A estas alturas de la milonga, hay una sola verdad incuestionable: que la campaña de Greenpeace contra Urtubey ha conseguido, en muy poco tiempo, deteriorar la imagen del Gobernador de Salta a nivel nacional, mucho más de lo que su campaña como candidato a Presidente de la Nación ha podido conseguir en el sentido contrario.

No poco esfuerzo le costará a Urtubey -no solo en lo que falta para las próximas elecciones presidenciales, sino en lo que le queda de vida política- desprenderse del incómodo sambenito de foresticida, que le han colgado los ambientalistas, con o sin razón para ello.

A Greenpeace y a sus creativos les asiste el mérito de haber demostrado -al menos en el plano de la propaganda- lo que una mayoría de salteños, miopes todos ellos, se empeña en negar: que Urtubey y Romero (otro foresticida de tomo y lomo) se encuentran en un mismo plano ético; en ésta como en muchas otras cuestiones.

Al igual que su antecesor, el actual Gobernador de Salta ha elegido el peor camino para combatir la prédica corrosiva de Greenpeace: el localismo «productivista», aderezado con un par de cucharadas soperas del inútil orgullo de aquel que presume conocer «su» tierra mejor que el forastero.

Negar a los ambientalistas cualquier autoridad para opinar sobre lo que sucede tranqueras adentro de la Provincia de Salta es un error de principiante; un error propio de aquel que no ha acertado nunca a definir una política de ordenación del territorio; un error que solo sirve para dejar al descubierto un inconfesado complejo de inferioridad, cuando no para poner de manifiesto un hecho notoriamente falso: que el gobierno de Salta sabe más de bosques nativos (o los cuida más) que lo que pueden saber (o cuidar) los especialistas.

El desencuentro entre Urtubey y los ecologistas demuestra también otra cosa interesante: que el disfraz del primero (que ha conseguido seducir a algunos sectores organizados de la izquierda laica, como organizaciones feministas o de Derechos Humanos, a fuerza de ocultar estratégicamente su adscripción a la derecha corporativa más antiliberal y ultracatólica) no ha logrado, sin embargo, cautivar a los segundos.

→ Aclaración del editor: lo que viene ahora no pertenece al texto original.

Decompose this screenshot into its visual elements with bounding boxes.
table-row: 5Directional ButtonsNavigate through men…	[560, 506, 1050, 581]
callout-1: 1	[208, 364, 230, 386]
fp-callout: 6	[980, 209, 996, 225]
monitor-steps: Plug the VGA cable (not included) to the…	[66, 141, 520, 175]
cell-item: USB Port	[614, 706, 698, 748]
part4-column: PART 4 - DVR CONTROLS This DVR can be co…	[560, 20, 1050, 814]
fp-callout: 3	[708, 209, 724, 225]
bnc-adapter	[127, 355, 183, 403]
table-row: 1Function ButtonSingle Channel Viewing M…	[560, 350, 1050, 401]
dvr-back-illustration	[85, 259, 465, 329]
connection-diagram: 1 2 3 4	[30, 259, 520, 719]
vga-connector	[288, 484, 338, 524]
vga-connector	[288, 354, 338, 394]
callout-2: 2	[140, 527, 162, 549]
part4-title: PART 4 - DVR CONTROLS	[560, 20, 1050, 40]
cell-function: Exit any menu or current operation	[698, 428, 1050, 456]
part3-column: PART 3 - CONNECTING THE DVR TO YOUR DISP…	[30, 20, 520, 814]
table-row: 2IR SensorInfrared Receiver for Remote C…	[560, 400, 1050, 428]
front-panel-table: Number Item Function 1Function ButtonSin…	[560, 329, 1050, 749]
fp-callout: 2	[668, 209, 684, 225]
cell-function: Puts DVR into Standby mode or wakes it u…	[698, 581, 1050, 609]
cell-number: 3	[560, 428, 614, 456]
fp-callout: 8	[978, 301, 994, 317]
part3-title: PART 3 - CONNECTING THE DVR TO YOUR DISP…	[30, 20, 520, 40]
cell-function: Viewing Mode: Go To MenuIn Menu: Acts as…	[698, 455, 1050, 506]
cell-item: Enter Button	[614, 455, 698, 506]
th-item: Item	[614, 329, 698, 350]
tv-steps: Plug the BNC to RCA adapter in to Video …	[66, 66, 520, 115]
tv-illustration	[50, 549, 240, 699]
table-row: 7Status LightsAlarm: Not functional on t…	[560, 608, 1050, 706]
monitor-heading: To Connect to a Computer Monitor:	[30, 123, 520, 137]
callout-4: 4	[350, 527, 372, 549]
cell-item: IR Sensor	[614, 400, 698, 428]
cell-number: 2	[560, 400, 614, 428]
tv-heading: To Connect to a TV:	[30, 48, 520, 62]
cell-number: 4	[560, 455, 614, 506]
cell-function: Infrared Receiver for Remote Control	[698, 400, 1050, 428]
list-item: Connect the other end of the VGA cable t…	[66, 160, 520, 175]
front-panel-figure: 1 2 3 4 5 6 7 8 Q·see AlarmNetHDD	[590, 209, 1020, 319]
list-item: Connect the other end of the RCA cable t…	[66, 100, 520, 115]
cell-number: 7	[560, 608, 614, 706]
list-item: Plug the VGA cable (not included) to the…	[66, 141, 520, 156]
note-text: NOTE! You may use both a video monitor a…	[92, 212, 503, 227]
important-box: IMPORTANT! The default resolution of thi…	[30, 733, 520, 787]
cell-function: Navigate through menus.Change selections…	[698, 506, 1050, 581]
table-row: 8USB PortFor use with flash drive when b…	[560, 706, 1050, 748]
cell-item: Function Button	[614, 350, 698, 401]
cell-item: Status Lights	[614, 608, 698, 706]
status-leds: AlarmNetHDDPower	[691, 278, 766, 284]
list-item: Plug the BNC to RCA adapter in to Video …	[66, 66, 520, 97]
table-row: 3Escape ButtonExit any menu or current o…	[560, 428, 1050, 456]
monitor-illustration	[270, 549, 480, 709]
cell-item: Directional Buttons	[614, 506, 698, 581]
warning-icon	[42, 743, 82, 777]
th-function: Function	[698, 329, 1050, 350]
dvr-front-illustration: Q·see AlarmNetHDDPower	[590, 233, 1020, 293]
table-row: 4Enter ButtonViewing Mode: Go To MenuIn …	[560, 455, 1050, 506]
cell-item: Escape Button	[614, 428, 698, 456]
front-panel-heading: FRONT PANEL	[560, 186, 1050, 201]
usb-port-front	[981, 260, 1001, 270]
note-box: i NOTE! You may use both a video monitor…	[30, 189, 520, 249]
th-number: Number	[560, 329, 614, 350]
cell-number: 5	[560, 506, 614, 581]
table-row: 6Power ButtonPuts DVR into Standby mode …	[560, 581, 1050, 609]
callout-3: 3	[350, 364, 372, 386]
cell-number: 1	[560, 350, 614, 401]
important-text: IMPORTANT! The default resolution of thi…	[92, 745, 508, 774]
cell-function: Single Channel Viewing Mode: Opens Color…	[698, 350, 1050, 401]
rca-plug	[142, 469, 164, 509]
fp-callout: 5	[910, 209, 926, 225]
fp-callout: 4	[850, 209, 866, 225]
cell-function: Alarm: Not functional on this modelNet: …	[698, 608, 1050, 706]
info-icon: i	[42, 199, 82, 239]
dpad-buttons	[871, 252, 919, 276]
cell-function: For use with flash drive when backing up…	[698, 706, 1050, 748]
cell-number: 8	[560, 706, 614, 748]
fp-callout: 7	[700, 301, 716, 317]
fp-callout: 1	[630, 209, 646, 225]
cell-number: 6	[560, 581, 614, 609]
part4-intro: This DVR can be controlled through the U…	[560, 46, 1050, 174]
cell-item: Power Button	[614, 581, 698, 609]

Al menos Greenpeace no ha mordido el anzuelo, y ello demuestra que el engaño de prestidigitador al que Urtubey ha sometido a los salteños durante siete años no será tan fácil de reproducir a escalas territoriales mayores y frente a audiencias solo un poco más informadas y atentas.

Así pues, aquel que soñó con trasponer los augustos portales de la Historia portando en sus manos los títulos de abanderado de los pobres y campeón de la inclusión, y con unos cuantos laureles prendidos a sus sienes, se apresta ahora a recorrer el camino inverso -el de la salida- y a ser recordado por la posteridad como el enemigo público número uno de los bosques nativos de Salta.

Los ciclos de la política acaban a menudo regresando al punto de partida. El de Urtubey, que parece cercano a su final, anuncia -como en las esquelas fúnebres- un inminente regreso a la Casa del Padre.

Un regreso que en términos políticos y operativos debe interpretarse del siguiente modo: hacia el final del ciclo, el gobierno de Urtubey se parecerá cada vez más al de Romero, lo que significa también que la pantomima de una «gran batalla» por el poder concluirá, en poco tiempo más, con un tierno abrazo entre ambos, tan dulce, estrecho y gomoso como el que unió a alguna vez a Jupien con Palamedes de Guermantes.

No son los desmontes que denuncia Greenpeace, sino la manipulación interesada del Poder Judicial y la construcción de un blindaje de impunidad alrededor de las tropelías del poder, los que por sí solos demuestran el aserto anterior.

Volviendo al símil de las esquelas, todo indica que el ineluctable regreso a la acogedora morada del redentor romerista preanuncia para el Gobernador de Salta que, pronto (si es que Greenpeace no lo acelera aún más), brillará para él la luz que no tiene fin.